I'm not saying that we never see them, but there's not a lot of crossover so far. So, the short answer to your question is the take-aways are coming from the typical legacy visually read competitors.
- Analyst
Great. Thank you.
- President and CEO
Sure.
Operator
Your next question comes from the line of Tycho Peterson from JPMorgan.
- Analyst
Hi guys, [Ruma Mukerji] for Tycho, sorry, I jumped on a little bit late. Just in terms of Bobcat expectations for 2013, what should we be looking for in time lines?
- President and CEO
We may have some sales of Bobcat in 2013 ex-US. But as I said earlier, we're not comfortable with the data we're seeing right now in the clinical trial. And we may be looking at a few tweaks to see if we can improve the performance.
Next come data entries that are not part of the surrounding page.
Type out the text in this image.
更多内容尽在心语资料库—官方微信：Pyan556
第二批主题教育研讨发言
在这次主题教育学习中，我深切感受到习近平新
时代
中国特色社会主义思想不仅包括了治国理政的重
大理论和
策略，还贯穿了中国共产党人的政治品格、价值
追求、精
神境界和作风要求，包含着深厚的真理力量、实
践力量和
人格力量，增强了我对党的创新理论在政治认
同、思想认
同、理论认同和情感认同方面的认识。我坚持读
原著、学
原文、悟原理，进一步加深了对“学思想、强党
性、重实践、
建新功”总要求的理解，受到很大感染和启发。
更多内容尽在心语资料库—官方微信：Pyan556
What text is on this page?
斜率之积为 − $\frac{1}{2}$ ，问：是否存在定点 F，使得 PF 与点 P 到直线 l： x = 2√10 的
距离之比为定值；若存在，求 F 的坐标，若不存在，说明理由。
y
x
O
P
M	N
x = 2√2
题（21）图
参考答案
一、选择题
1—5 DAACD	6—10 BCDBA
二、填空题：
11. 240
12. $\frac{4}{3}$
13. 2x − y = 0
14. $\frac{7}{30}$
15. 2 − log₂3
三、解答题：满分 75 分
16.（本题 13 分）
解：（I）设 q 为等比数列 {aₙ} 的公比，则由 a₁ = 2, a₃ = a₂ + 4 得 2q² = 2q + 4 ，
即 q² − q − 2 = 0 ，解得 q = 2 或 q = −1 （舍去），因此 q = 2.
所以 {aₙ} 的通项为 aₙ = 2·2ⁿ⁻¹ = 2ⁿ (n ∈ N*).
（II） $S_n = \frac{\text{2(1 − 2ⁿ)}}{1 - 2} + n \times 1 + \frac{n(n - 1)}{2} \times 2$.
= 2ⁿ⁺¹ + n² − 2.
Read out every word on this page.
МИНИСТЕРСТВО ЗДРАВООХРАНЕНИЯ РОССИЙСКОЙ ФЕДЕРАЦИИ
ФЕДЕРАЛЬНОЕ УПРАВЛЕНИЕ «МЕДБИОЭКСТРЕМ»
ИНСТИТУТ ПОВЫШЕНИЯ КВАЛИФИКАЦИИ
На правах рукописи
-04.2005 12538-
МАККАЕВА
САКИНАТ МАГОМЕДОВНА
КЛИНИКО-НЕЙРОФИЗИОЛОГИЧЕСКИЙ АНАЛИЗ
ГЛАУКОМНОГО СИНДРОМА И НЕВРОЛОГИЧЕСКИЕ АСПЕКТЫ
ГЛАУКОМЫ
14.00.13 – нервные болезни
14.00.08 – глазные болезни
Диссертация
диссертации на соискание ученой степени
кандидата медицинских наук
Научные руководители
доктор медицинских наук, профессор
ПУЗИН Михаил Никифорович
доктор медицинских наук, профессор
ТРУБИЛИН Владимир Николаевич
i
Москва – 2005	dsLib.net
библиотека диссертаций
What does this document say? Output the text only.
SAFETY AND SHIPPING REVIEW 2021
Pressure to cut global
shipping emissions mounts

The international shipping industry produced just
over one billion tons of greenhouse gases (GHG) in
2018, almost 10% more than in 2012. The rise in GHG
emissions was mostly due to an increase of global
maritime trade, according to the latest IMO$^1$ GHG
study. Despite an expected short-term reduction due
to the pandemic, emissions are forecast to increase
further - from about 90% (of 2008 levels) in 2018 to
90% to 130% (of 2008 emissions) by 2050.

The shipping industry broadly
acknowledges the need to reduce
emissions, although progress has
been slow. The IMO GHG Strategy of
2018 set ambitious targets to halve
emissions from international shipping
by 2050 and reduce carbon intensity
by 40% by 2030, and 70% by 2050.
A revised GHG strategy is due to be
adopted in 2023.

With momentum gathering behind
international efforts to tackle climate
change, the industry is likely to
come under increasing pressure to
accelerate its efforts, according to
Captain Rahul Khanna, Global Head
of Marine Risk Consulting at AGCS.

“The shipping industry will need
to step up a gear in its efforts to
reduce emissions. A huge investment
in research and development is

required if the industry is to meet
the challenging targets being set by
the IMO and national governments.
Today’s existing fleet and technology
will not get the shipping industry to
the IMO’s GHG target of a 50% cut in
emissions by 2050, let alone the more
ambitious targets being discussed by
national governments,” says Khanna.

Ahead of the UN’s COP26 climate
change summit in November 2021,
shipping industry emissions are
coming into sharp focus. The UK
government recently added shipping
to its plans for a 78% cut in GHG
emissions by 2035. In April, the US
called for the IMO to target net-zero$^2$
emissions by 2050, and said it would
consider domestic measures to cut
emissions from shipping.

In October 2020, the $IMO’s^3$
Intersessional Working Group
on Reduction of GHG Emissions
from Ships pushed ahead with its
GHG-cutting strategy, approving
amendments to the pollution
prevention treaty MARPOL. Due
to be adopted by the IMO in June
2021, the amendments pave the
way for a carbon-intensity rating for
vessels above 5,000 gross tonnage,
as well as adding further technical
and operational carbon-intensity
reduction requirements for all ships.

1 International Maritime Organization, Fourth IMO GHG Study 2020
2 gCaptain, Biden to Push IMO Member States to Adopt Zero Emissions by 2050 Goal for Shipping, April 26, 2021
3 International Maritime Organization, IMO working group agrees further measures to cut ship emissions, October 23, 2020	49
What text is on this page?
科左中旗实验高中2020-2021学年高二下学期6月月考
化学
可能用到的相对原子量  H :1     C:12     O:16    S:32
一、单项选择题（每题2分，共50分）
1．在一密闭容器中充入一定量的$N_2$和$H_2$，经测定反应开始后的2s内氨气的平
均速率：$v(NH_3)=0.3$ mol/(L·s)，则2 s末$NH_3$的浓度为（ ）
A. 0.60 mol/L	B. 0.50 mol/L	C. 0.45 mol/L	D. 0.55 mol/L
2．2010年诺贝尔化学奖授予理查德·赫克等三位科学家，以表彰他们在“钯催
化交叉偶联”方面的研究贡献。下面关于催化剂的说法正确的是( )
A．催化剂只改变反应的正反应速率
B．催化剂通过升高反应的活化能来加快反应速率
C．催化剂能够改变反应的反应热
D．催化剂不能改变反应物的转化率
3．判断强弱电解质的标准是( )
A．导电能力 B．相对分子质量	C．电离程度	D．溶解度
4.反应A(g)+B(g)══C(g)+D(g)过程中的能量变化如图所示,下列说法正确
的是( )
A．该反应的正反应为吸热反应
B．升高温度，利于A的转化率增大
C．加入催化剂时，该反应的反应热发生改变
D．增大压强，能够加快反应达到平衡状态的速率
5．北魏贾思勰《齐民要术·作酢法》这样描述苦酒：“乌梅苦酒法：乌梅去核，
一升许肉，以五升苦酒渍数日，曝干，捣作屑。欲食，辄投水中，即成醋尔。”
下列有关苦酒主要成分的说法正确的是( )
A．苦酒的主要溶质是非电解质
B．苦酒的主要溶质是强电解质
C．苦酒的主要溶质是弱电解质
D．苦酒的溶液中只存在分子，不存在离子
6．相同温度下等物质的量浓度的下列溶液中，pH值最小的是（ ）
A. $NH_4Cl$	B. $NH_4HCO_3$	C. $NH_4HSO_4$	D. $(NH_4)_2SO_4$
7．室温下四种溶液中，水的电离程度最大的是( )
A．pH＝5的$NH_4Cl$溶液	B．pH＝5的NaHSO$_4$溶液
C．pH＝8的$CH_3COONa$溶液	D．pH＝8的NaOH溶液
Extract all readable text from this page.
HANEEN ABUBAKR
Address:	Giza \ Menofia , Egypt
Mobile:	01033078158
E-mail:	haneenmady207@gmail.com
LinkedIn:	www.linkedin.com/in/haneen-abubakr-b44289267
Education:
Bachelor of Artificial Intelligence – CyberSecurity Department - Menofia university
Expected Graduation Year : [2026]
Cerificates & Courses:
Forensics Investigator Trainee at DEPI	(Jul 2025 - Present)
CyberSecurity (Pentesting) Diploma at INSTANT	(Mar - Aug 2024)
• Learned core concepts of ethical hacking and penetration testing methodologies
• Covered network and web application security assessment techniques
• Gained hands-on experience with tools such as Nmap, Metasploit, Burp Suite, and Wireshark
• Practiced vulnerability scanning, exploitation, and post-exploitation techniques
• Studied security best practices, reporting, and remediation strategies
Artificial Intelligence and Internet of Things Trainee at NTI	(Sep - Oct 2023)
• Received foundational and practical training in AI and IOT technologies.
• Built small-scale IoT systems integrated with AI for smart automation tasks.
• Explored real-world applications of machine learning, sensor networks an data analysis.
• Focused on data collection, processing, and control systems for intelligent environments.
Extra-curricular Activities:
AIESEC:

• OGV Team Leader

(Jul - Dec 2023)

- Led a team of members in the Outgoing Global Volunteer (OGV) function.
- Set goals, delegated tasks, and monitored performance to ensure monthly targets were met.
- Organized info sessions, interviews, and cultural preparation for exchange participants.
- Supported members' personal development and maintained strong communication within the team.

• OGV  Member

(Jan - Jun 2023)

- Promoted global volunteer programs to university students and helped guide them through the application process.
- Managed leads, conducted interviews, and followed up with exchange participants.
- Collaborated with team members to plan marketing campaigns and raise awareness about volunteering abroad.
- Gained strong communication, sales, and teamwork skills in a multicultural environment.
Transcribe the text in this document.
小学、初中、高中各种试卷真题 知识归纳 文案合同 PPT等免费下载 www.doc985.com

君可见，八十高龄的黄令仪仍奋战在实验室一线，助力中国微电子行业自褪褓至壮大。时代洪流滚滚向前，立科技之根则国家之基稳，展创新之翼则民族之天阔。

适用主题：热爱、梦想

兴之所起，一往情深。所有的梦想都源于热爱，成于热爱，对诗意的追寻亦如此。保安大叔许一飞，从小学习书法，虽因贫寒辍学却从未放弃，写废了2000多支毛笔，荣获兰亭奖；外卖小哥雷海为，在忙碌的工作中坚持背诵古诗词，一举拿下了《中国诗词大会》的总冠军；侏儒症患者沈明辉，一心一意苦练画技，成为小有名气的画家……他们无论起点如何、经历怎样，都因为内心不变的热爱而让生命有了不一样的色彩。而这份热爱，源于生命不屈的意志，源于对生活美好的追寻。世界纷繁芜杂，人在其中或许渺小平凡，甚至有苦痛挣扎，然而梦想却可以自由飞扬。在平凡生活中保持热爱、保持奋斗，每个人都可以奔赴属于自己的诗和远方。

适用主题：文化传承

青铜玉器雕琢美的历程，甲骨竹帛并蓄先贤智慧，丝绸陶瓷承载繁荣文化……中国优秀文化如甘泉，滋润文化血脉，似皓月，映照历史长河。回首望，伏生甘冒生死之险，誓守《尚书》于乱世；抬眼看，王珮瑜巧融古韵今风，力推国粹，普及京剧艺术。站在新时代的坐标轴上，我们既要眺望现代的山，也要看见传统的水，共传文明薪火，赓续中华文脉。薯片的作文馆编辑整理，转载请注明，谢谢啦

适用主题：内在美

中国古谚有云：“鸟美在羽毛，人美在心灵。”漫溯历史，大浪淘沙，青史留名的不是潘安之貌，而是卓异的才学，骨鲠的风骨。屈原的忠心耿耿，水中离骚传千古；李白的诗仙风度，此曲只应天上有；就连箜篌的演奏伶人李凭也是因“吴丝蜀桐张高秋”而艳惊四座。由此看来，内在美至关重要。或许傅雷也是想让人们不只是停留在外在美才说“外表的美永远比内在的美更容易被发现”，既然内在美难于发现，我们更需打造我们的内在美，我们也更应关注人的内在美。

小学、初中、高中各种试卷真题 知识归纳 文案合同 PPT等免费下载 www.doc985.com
But we don't want to spend a lot of time on it in 2013 because frankly, we've got a lot going on, and the other stuff that we have going on is much higher value to us. We may continue to make tweaks and then do what's necessary from a regulatory perspective ex-US. But as I will confirm here, in early March at our analyst day, I don't expect that we're going to do much in the US in the near term with Bobcat.
- Analyst
Okay. And then just a follow-up on the 3,000 placements to date, I guess. Can you help us segment them a little bit better? I think you said you have done well in medium to high throughput centers. Is there any sort of segmentation that we can think about where you have the largest strength today?
- President and CEO
I think what might be helpful is to just do an overview of where the placements are. 80% of the placements are in US physician offices, 10% of our placements are in US hospitals and 10% are ex-US.
- Analyst
Okay. That's helpful, guys, thank you.
- President and CEO
Sure.
Operator
That is the time we have for today. Please proceed with your presentation or any closing remarks.
- President and CEO
Well, that -- this concludes the call for today. Thanks for your time, everybody, and for your continued support. Take care.
Operator
Ladies and gentlemen that concludes today's conference. Thank you for your participation. You may now disconnect. Have a great day.